Выпив по кружке горячего чая, мы выбежали наружу. Небо окрашивалось в багровые тона. Надо было спешить. На оставшиеся до вершины 200 метров, обычно занимающие час, ушло не больше получаса. Сердца выпрыгивали, ноги дрожали, воздуха отчаянно не хватало, но мы успели вовремя. Едва выбрались на маленькую плоскую, продуваемую всеми ветрами площадку пика Ленана, как навстречу из-за горизонта выкатился солнечный диск.
Отсюда, сверху, можно было рассмотреть все: «Австрийскую хижину», лагерь-барак, солнечную долину, а еще дальше явственно виднелся крошечный холмик со спиленным верхом.
– Килиманджаро, – сказал, затянувшись сигаретой, Пол. – Две самые высокие вершины Африки разделяет почти 400 километров, но при хорошей погоде они могут друг с другом поздороваться.
Настало время спросить, что же значит название горы, давшее имя стране.
– Белая гора, – ответил проводник. – Только не на моем родном гикую, а на масайском. А Ленана – имя вождя масаев. Предателя, дружившего с англичанами.
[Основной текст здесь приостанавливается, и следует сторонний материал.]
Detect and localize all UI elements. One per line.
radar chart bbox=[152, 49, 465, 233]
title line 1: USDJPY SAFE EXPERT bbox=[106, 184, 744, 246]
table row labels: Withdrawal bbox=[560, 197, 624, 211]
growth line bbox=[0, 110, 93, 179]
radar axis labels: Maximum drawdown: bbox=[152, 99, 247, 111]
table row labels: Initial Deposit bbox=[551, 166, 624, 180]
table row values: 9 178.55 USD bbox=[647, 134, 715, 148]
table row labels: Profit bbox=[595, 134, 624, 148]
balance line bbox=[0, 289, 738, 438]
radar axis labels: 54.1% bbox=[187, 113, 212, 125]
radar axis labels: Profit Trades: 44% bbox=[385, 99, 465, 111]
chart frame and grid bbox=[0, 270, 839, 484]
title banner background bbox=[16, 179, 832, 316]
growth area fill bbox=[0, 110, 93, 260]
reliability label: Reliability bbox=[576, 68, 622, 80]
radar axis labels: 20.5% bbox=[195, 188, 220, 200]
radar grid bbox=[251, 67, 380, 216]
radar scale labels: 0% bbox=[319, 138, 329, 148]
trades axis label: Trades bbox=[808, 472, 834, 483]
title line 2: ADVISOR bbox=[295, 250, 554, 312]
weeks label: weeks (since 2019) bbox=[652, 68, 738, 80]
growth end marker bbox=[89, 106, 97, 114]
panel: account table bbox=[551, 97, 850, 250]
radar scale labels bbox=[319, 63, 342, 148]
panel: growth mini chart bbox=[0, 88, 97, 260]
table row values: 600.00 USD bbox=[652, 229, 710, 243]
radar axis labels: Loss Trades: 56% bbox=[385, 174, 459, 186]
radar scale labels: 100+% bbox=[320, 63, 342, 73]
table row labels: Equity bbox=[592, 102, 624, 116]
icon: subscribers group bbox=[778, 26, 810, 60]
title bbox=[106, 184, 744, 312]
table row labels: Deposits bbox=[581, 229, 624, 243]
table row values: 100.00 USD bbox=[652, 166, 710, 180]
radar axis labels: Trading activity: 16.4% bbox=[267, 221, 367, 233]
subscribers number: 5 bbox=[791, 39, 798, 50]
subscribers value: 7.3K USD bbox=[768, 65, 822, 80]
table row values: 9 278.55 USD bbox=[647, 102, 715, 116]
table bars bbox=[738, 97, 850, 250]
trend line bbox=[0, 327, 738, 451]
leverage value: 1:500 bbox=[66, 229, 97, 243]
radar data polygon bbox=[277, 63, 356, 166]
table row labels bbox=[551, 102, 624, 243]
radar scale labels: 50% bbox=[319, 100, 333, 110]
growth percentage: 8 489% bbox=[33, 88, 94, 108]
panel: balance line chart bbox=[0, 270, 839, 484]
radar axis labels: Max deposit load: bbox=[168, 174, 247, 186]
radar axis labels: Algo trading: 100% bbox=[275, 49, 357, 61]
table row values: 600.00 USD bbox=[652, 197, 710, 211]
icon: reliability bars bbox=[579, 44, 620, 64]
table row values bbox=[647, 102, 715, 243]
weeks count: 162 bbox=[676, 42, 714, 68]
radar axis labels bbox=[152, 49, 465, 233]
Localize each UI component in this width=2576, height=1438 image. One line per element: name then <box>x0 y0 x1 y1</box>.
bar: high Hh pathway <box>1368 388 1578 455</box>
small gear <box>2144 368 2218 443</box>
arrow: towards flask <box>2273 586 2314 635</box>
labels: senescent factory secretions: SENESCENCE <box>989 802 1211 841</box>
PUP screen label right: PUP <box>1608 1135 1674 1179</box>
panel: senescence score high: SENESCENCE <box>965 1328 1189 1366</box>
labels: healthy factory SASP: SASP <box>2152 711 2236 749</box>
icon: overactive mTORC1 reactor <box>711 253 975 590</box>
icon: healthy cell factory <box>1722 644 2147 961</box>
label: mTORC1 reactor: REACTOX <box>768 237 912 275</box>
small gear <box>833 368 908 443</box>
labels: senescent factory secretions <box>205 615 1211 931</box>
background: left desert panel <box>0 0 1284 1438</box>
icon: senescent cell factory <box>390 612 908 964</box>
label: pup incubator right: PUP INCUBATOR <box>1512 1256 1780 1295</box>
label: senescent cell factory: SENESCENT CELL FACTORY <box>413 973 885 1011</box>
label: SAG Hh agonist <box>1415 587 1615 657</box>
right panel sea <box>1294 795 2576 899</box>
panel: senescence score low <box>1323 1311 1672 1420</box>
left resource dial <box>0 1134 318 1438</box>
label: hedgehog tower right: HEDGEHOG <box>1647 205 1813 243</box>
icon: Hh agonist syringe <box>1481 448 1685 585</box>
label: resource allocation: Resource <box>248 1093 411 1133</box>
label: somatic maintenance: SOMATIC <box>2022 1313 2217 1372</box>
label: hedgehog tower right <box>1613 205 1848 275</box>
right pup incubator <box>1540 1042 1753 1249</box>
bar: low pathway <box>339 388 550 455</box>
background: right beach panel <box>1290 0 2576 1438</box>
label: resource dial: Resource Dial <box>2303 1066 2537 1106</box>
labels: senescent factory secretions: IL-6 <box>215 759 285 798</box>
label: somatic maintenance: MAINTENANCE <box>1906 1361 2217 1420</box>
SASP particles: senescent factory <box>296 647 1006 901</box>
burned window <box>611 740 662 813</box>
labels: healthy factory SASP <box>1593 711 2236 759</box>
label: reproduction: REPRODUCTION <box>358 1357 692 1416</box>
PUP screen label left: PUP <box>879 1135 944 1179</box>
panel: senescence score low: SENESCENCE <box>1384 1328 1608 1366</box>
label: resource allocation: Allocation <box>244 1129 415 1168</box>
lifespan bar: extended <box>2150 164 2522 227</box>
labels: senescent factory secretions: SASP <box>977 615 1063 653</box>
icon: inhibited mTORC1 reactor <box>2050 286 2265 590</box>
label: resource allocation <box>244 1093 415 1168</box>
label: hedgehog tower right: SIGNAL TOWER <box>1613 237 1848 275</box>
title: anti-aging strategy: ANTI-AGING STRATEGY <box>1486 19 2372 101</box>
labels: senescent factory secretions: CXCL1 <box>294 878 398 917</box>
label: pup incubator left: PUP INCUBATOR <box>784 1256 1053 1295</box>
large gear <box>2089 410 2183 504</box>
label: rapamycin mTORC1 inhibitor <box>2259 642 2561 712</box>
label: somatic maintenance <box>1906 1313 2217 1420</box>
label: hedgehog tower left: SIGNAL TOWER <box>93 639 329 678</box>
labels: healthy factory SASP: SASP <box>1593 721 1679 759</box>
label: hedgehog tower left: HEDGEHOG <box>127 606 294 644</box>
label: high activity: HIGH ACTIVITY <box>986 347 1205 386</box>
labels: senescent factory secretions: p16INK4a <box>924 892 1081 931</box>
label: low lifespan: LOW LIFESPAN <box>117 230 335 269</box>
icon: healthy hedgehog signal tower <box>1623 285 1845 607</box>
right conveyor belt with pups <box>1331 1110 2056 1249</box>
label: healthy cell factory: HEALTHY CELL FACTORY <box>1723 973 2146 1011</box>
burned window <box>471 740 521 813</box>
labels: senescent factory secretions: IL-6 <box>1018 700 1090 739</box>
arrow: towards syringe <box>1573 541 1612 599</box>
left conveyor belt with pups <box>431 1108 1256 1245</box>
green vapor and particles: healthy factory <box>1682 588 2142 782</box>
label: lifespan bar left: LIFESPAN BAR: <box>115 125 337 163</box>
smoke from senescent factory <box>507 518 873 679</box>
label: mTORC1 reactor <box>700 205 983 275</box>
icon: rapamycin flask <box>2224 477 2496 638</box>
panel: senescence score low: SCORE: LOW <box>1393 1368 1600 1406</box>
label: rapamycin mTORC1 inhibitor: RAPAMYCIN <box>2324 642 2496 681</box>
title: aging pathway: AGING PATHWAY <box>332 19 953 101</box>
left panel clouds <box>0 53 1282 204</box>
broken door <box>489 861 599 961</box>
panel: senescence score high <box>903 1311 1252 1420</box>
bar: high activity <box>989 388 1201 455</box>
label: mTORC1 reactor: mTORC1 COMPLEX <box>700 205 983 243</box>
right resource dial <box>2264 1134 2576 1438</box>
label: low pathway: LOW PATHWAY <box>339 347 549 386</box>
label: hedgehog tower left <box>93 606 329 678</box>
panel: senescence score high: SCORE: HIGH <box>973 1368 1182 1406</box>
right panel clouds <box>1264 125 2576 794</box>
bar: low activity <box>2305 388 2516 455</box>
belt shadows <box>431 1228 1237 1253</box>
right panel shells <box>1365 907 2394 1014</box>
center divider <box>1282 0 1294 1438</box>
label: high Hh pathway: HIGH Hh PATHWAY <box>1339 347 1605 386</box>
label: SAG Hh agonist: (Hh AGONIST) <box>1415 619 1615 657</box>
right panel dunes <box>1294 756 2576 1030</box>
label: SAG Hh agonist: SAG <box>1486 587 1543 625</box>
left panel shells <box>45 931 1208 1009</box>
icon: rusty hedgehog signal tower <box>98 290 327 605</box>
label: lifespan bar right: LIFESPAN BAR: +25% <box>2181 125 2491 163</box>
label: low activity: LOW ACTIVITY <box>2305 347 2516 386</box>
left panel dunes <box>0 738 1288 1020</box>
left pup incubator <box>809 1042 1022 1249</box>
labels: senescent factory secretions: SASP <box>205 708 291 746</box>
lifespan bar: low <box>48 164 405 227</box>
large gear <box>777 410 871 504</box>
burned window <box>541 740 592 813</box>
Обратный путь занял значительно меньше времени. Всю дорогу мы почти бежали, лишь изредка делая остановки. С наслаждением скинув на метеостанции опостылевшие тяжелые ботинки, довольные и гордые собой от сверхскоростного спуска, мы приготовились ждать носильщиков, вышедших из лагеря-барака вслед за нами. Но нас посрамили. Нагруженные рюкзаками ребята не только вернулись раньше, но и успели приготовить обед.
Назад нас везли на джипе. Грузовик-автобус понадобился где-то еще. Носильщикам мест не хватило, и их просто бросили у ветхого мостика, в четырех с лишним часах ходьбы от базового лагеря. Когда машина тронулась, я оглянулся: парни, как ни в чем не бывало, готовились в путь и на прощание приветливо махали нам руками.
Они ходили по маршруту почти каждую неделю, получая крохи от немалых денег, которые платили за восхождение туристы. Но многие не имели и этого, поэтому ребята не роптали, а, напротив, считали себя счастливчиками. Им было все равно, чьи вещи нести, они не спрашивали национальность. Была бы работа, а остальное неважно. Они ходили бы в горы и чаще, но существовал график и очередность. Мы же, потирая ставшие непослушными ноги, по дороге в Найроби единодушно постановили: гора Кения, конечно, – несравненное чудо природы, увидеть которое – большая удача, но одного восхождения, честное благородное слово, вполне достаточно.